After Nehemiah completed rebuilding the wall around Jerusalem, he found a list of all the Jews that returned to Jerusalem after their captivity in Babylon had ended. The list was created at the time of the first exiles return, but was most likely modified later as additional waves of people came back to Jerusalem. The list of people recorded in Nehemiah 7:6-66 began with the names of the men that led the expeditions from as far away as Susa, the capital of Persia. The introduction and conclusion read, “These are the children of the province, that went up out of the captivity, of those that had been carried away, whom Nebuchadnezar the king of Babylon had carried away, and came again to Jerusalem and to Judah, every one unto his city; who came with Zerubbabel, Jeshua, Nehemiah, Azariah, Raamiah, Nahamani, Mordecai, Bilshan, Mispereth, Bigvai, Nehum, Baanah, The number, I say, of the men of the people of Israel was this…The whole congregation together was forty and two thousand three hundred and threescore” (Nehemiah 7:6-7,66).

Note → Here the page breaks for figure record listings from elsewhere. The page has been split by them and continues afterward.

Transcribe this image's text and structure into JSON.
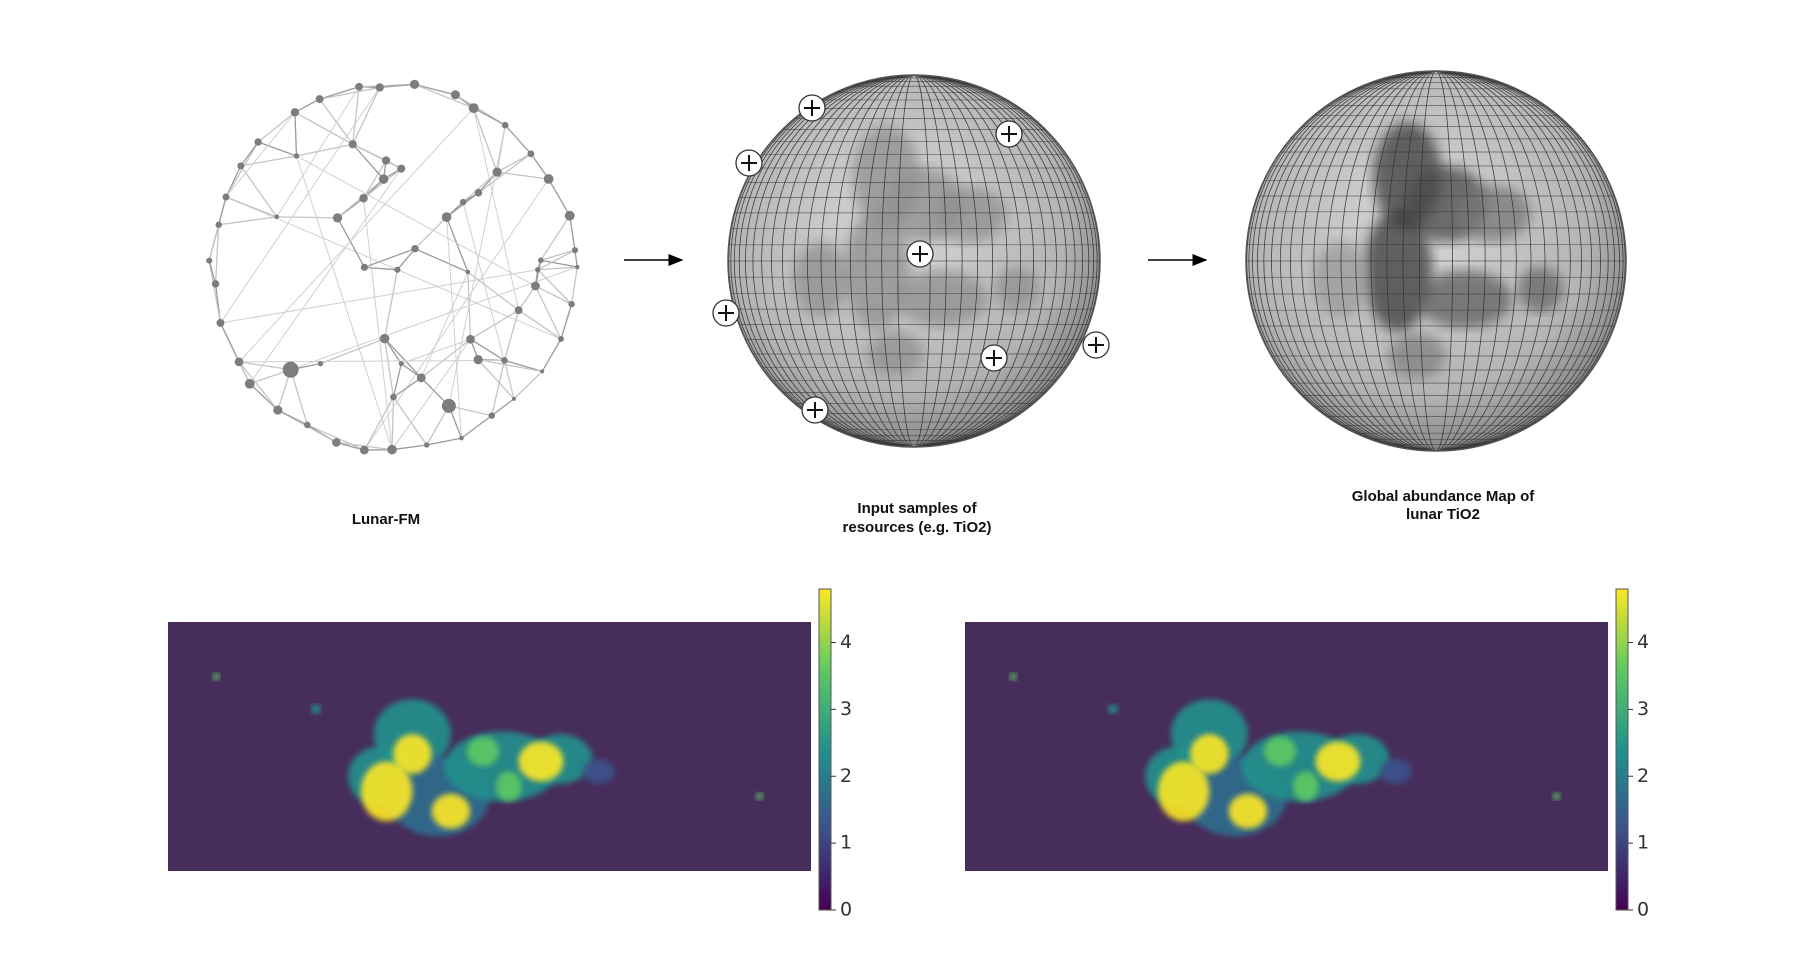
{
  "network_label": "Lunar-FM",
  "input_label": [
    "Input samples of",
    "resources (e.g. TiO2)"
  ],
  "output_label": [
    "Global abundance Map of",
    "lunar TiO2"
  ],
  "heatmaps": [
    {
      "colorbar": {
        "ylim": [
          0,
          4.8
        ],
        "yticks": [
          0,
          1,
          2,
          3,
          4
        ]
      }
    },
    {
      "colorbar": {
        "ylim": [
          0,
          4.8
        ],
        "yticks": [
          0,
          1,
          2,
          3,
          4
        ]
      }
    }
  ]
}
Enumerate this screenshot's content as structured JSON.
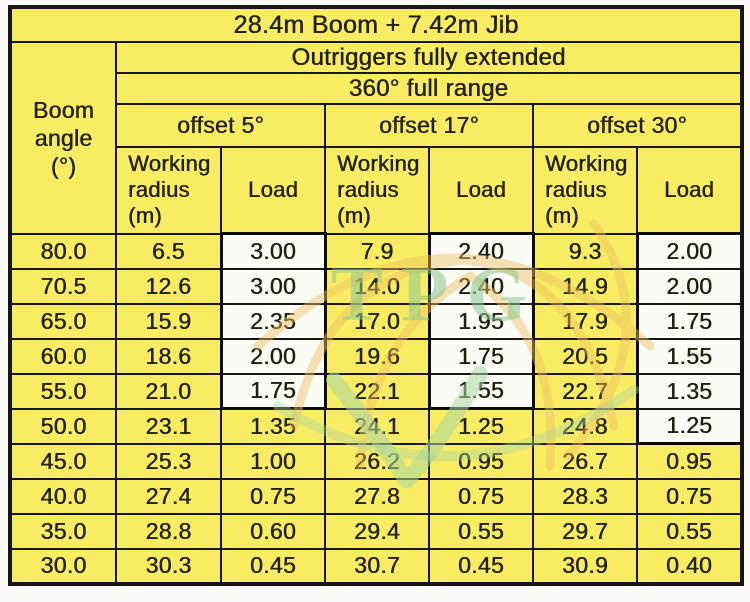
{
  "header": {
    "boom_angle": "Boom\nangle\n(°)",
    "outriggers": "Outriggers fully extended",
    "range": "360° full range",
    "offsets": [
      "offset 5°",
      "offset 17°",
      "offset 30°"
    ],
    "working_radius": "Working\nradius\n(m)",
    "load": "Load"
  },
  "watermark": {
    "text": "TPG"
  },
  "colors": {
    "table_bg": "#f8ec62",
    "highlight_bg": "#fcfcf6",
    "border": "#161616",
    "watermark_green": "#8cc88f",
    "watermark_orange": "#eec063"
  },
  "chart_data": {
    "type": "table",
    "title": "28.4m Boom + 7.42m Jib",
    "conditions": [
      "Outriggers fully extended",
      "360° full range"
    ],
    "row_header": "Boom angle (°)",
    "column_headers_per_group": [
      "Working radius (m)",
      "Load"
    ],
    "boom_angle_deg": [
      80.0,
      70.5,
      65.0,
      60.0,
      55.0,
      50.0,
      45.0,
      40.0,
      35.0,
      30.0
    ],
    "series": [
      {
        "name": "offset 5°",
        "working_radius_m": [
          6.5,
          12.6,
          15.9,
          18.6,
          21.0,
          23.1,
          25.3,
          27.4,
          28.8,
          30.3
        ],
        "load": [
          3.0,
          3.0,
          2.35,
          2.0,
          1.75,
          1.35,
          1.0,
          0.75,
          0.6,
          0.45
        ],
        "highlight_rows": [
          0,
          4
        ]
      },
      {
        "name": "offset 17°",
        "working_radius_m": [
          7.9,
          14.0,
          17.0,
          19.6,
          22.1,
          24.1,
          26.2,
          27.8,
          29.4,
          30.7
        ],
        "load": [
          2.4,
          2.4,
          1.95,
          1.75,
          1.55,
          1.25,
          0.95,
          0.75,
          0.55,
          0.45
        ],
        "highlight_rows": [
          0,
          4
        ]
      },
      {
        "name": "offset 30°",
        "working_radius_m": [
          9.3,
          14.9,
          17.9,
          20.5,
          22.7,
          24.8,
          26.7,
          28.3,
          29.7,
          30.9
        ],
        "load": [
          2.0,
          2.0,
          1.75,
          1.55,
          1.35,
          1.25,
          0.95,
          0.75,
          0.55,
          0.4
        ],
        "highlight_rows": [
          0,
          5
        ]
      }
    ]
  }
}
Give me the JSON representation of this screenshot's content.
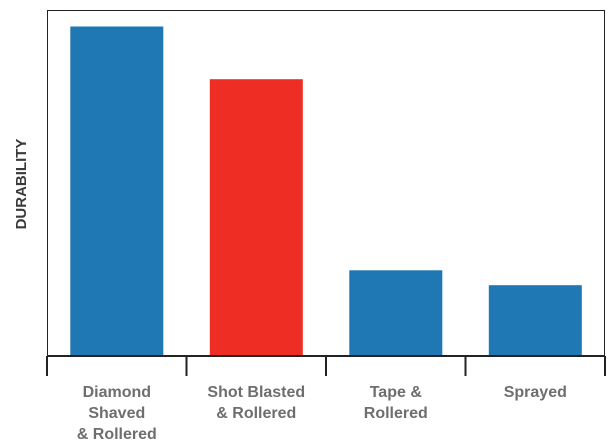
{
  "chart_data": {
    "type": "bar",
    "categories": [
      [
        "Diamond",
        "Shaved",
        "& Rollered"
      ],
      [
        "Shot Blasted",
        "& Rollered"
      ],
      [
        "Tape &",
        "Rollered"
      ],
      [
        "Sprayed"
      ]
    ],
    "values": [
      100,
      84,
      26,
      21.5
    ],
    "bar_colors": [
      "#1f77b4",
      "#ee2e24",
      "#1f77b4",
      "#1f77b4"
    ],
    "ylabel": "DURABILITY",
    "xlabel": "",
    "ylim": [
      0,
      105
    ],
    "grid": false,
    "legend": "none"
  }
}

The final number; 42,360 represented the totality of what was referred to throughout the Old Testament of the Bible as the remnant. The Hebrew term translated remnant, she’ar (sheh – awr´) or she’eriyth (sheh – ay – reeth´) means a remainder. “The idea of the remnant plays a prominent part in the divine economy of salvation throughout the Old Testament. The remnant concept is applied especially to the Israelites who survived such calamities as war, pestilence, and famine – people whom the Lord in His mercy spared to be His chosen people (2 Kings 19:31; Ezra 9:14). The Israelites repeatedly suffered major catastrophes that brought them to the brink of extinction…Zechariah announced that a remnant would be present at the time of the coming of the Messiah’s kingdom” (7611). The significance of having a list of the returned exiles was the documentation it provided for the size of congregation that met to hear Ezra read from the book of the law (Nehemiah 8:1).
Nehemiah stated, “Now the city was large and great: but the people were few therein, and the houses were not builded” (Nehemiah 7:4). Although the exact dimensions are not known, the size of the rebuilt city of Jerusalem is estimated to be about 4000 feet or less than a mile in length and about 500 – 1000 feet wide. By today’s estimates, the rebuilt city of Jerusalem was actually very small. There would have been about 132 people per acre of land if everyone was living inside the city walls. The Hebrew word Nehemiah used that is translated large actually has nothing to do with size. Yad (yawd) means “a hand (the open one [indicating power, means, direction, etc.] in distinction from 3709, the closed one)…This is a figure of speech, an anthropomorphism, by which God promises his protection” (3027). What Nehemiah was probably saying was that the walled city of Jerusalem was larger than what was needed to protect the 42,360 returned exiles from harm. God had provided them with plenty of room to multiply their numbers.